Le ministère s'attend à ce que 3,77 millions de tonnes supplémentaires soient stockées, en raison « d'une révision des réserves de départ, mais surtout d'une augmentation de la production mondiale », explique à l'AFP Gautier Le Molgat, PDG d'Argus Media France. L'USDA a ainsi gonflé ses prévisions de récolte de 2,7 millions de tonnes d'un mois à l'autre.

Gautier Le Molgat note une « progression des volumes au Brésil, qui compense parfaitement la baisse de production en Argentine », ainsi qu'une « révision de la production en Ukraine ». Mais ces éléments étaient déjà prévus par le marché, selon lui. « Du côté américain, il n'y a rien qui change dans les stocks de report », qu'il s'agisse du blé, du maïs ou du soja, remarque Damien Vercambre. 
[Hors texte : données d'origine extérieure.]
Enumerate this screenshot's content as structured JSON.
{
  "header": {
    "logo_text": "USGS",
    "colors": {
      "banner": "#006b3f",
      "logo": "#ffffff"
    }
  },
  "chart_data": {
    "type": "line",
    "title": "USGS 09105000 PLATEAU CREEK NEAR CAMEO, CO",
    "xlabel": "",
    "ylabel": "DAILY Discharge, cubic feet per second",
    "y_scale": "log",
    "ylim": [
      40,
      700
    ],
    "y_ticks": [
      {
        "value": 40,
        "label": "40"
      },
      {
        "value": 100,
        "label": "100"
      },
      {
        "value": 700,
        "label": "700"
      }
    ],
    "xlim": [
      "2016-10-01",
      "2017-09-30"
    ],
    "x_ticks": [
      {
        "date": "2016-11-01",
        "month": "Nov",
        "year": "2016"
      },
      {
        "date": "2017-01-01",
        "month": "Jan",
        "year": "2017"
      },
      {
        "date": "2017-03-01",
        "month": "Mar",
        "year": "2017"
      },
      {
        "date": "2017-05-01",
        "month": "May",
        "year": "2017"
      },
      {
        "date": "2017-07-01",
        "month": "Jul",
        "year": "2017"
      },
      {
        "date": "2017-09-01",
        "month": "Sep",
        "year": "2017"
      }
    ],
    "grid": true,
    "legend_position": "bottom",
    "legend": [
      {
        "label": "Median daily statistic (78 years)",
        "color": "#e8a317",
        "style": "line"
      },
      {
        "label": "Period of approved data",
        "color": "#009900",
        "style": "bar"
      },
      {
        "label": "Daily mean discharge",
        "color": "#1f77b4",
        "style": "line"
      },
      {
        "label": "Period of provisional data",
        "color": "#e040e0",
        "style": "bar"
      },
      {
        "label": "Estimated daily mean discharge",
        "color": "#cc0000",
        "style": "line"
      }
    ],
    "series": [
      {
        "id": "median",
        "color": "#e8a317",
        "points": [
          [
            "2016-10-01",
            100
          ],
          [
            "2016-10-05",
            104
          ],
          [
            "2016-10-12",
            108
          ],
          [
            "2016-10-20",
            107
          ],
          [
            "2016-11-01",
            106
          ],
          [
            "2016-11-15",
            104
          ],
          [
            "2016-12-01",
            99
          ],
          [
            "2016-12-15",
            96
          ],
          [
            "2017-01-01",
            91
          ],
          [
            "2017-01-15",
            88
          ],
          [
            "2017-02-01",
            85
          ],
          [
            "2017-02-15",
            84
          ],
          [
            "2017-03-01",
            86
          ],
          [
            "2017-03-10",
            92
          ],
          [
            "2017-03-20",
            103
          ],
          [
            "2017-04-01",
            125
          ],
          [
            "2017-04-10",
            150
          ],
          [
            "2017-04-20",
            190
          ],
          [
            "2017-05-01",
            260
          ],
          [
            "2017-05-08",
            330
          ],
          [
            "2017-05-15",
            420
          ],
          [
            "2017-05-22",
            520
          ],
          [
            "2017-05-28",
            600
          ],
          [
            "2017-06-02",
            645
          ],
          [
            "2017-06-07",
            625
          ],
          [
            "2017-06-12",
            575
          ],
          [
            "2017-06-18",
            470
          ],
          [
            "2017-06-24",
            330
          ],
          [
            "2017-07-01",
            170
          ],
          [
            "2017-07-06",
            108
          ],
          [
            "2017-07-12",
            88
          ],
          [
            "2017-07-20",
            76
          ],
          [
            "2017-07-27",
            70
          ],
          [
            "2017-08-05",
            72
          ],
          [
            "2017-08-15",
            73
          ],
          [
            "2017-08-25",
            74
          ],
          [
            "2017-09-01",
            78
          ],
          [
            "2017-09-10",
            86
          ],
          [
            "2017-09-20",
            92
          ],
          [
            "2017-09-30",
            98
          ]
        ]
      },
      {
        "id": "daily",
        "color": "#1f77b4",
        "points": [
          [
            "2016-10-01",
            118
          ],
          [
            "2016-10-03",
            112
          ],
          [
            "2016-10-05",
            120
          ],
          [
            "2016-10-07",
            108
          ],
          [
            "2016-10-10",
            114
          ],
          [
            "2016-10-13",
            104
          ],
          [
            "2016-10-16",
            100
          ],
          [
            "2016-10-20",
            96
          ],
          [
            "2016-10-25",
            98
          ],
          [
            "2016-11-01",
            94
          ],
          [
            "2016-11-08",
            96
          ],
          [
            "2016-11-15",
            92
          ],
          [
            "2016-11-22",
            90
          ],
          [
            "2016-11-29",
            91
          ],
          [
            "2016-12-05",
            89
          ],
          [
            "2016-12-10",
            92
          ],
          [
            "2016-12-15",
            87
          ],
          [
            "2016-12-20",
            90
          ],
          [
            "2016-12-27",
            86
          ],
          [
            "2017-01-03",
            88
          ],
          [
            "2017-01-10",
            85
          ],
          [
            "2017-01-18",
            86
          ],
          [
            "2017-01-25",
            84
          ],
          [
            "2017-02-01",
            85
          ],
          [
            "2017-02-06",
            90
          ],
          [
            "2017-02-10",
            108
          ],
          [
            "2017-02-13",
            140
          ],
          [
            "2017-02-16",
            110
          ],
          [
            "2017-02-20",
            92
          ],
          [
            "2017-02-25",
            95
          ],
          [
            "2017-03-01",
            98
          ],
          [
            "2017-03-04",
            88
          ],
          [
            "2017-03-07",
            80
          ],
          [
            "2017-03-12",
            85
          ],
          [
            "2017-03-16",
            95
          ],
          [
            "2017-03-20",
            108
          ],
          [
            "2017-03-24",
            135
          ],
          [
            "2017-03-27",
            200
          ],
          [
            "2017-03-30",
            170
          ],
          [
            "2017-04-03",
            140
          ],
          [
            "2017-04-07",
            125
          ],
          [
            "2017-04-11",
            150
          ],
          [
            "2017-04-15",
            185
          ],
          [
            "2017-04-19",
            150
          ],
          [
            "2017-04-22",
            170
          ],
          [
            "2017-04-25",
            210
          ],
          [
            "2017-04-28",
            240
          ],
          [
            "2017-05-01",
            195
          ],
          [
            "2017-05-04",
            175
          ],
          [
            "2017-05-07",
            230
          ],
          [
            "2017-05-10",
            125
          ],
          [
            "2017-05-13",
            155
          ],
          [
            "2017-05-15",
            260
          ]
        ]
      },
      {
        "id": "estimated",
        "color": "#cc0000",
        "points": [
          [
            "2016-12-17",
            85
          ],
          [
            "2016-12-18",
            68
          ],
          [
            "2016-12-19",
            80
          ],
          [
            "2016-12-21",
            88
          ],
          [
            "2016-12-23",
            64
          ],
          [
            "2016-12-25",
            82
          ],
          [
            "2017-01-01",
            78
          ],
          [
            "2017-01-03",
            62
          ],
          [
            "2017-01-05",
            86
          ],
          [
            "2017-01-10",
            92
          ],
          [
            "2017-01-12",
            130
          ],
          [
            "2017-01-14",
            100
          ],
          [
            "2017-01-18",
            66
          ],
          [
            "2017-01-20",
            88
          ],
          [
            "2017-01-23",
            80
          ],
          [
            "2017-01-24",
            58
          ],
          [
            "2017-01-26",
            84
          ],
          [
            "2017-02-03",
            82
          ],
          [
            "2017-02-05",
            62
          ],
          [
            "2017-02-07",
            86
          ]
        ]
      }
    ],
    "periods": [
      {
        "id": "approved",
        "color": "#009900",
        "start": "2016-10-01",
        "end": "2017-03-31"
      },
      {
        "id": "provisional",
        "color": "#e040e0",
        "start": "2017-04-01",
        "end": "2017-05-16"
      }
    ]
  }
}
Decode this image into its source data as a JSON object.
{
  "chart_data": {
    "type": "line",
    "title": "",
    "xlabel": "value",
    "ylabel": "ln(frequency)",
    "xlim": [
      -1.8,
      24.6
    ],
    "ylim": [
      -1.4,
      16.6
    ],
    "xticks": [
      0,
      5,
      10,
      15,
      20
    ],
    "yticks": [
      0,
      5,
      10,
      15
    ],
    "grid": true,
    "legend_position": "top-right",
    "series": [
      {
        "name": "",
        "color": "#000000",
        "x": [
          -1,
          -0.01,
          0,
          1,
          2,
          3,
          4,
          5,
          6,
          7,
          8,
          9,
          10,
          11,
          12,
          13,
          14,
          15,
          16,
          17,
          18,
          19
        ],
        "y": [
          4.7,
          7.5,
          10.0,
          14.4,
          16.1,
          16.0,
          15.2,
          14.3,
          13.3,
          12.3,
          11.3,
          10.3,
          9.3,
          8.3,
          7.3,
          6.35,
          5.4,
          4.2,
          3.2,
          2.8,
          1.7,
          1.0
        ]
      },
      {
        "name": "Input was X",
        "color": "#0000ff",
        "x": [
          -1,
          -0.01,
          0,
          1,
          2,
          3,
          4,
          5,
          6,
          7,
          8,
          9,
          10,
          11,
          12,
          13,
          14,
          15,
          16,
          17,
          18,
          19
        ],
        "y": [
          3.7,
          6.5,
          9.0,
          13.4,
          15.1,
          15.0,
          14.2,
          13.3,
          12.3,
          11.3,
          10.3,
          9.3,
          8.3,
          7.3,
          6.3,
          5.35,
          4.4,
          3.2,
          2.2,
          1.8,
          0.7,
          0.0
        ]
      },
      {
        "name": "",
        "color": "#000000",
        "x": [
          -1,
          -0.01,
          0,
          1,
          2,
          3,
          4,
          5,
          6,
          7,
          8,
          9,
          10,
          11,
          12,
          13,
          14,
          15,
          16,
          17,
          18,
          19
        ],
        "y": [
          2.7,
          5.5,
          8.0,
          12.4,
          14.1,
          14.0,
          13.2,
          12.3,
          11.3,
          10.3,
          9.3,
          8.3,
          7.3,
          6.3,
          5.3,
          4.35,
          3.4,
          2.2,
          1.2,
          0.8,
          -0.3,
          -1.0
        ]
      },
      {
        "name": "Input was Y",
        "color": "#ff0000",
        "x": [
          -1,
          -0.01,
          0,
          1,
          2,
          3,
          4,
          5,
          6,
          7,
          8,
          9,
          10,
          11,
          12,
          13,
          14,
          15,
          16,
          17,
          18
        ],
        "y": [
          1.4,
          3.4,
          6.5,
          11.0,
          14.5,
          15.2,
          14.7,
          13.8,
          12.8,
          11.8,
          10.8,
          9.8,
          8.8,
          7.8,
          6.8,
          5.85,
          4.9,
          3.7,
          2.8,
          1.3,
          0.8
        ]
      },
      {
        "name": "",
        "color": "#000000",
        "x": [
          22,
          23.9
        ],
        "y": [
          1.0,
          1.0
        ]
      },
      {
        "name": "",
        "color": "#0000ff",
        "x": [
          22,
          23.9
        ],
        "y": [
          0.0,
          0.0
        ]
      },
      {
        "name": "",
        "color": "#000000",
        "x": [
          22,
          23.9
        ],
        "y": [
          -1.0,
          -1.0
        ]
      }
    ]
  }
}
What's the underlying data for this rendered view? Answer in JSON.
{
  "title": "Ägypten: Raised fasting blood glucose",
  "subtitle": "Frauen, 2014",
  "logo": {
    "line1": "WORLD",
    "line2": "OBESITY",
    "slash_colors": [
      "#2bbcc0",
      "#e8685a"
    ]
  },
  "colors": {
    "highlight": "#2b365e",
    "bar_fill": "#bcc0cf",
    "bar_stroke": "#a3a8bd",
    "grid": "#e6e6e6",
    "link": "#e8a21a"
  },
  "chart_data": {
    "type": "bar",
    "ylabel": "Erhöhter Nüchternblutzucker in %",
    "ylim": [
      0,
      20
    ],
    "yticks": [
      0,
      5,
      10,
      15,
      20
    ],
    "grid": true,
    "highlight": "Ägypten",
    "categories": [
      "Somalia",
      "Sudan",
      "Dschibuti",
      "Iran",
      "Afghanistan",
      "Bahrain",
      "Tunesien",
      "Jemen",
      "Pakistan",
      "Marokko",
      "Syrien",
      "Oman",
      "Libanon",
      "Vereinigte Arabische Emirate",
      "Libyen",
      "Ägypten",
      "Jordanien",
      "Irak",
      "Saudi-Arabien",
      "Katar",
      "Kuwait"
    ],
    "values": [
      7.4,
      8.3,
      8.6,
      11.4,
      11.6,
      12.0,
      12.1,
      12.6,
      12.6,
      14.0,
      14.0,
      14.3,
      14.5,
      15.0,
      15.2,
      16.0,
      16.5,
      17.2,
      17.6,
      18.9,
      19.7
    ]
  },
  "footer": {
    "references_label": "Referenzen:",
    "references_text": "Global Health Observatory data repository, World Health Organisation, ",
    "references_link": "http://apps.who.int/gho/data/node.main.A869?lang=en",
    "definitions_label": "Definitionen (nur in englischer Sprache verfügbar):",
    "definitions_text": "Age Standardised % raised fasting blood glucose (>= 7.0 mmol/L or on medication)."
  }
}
Seules les importations américaines de soja sont légèrement revues un peu à la hausse, mais les perspectives d'exportations restent stables, à 42,86 millions de tonnes pour la campagne en cours.

« On sait très bien que c'est aujourd'hui le Brésil qui va faire les exportations » mondiales de soja, note DamienVercambre, profitant d'un oléagineux moins cher que les Etats-Unis.« Il n'y a pas d'élan à attendre de ce bilan, donc (le marché) laisse la main à la géopolitique, comme depuis une bonne semaine », conclut l'analyste.